Karbala has been rocked by deadly clashes between supporters of rival Shiite factions.
In the capital, U.S. occupation authorities said three mortar rounds were lobbed from a firing position somewhere in southwestern Baghdad late Monday. Two landed in unspecified locations in central Baghdad, and the third struck a camp of the 2nd Armored Cavalry Regiment.

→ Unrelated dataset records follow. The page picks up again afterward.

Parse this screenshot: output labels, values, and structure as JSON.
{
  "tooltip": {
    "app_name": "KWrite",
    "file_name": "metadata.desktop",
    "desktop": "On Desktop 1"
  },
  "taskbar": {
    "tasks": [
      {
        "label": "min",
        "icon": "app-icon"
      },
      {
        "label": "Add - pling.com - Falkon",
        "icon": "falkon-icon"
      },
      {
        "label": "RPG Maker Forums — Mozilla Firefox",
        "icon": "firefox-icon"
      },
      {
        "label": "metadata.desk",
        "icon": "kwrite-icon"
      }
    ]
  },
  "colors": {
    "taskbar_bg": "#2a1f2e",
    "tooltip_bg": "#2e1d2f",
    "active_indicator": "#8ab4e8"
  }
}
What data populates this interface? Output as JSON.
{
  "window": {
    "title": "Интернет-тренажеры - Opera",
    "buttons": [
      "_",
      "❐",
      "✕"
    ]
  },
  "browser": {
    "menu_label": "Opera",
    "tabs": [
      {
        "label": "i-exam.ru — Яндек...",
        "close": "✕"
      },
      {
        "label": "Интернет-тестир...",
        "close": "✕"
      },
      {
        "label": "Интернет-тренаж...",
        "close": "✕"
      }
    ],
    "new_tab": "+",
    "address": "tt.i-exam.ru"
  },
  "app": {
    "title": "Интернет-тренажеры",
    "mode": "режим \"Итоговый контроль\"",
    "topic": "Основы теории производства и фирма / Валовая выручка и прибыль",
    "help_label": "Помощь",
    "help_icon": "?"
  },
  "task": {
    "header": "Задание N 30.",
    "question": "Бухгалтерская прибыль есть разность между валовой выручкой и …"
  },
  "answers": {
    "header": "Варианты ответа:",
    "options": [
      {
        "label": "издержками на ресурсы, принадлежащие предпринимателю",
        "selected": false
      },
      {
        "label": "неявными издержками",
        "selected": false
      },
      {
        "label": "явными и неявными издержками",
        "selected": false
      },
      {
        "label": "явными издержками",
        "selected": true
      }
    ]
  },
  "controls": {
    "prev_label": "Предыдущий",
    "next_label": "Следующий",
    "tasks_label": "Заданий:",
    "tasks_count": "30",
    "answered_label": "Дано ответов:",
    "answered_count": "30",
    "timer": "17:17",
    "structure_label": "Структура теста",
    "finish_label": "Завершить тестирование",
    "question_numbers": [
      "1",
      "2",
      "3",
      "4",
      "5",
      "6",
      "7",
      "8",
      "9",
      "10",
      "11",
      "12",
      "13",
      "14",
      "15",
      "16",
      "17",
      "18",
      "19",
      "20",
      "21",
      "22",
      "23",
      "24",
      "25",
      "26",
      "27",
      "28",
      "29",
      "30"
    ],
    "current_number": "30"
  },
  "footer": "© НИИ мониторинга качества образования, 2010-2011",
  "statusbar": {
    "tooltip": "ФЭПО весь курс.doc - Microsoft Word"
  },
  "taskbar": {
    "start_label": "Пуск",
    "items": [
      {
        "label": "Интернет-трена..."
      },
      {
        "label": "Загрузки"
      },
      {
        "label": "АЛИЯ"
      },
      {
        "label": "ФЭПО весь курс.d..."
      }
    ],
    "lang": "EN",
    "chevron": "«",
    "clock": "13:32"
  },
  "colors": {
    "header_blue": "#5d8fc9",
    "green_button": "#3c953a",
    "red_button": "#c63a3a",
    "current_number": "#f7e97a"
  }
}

No injuries were immediately reported.
As a result of Sunday's shootdown, the U.S. command may have to re-evaluate the routes and flying tactics of its transport helicopters and planes over Iraq.
The SA-7 Strela portable missiles known to have been in Iraqi hands, weapons that home in on the engine heat of an aircraft, can be fired to an altitude of 14,000 feet, easily covering the usual cruising altitude of a heavily laden Chinook.
The apparent successful use of such a weapon in Sunday's attack is a sign of the increasing sophistication of Iraq's elusive anti-U.S. resistance, whose attacks have intensified in recent weeks.
The U.S. command in Baghdad said the 82nd Airborne Division, umbrella unit for 12th Aviation Brigade operations in Iraq, was conducting the initial investigation into the downing of the brigade's Chinook.
At the site Monday, a crane lifted pieces of wreckage onto a truck, as soldiers sealed off the immediate area. Villager Jamal Abed, 22, said U.S. troops came to his house and told him that "if American forces were subjected to fire, they will open fire on every house in the area."
_ Information from the Associated Press, New York Times and Washington Post was used in this report.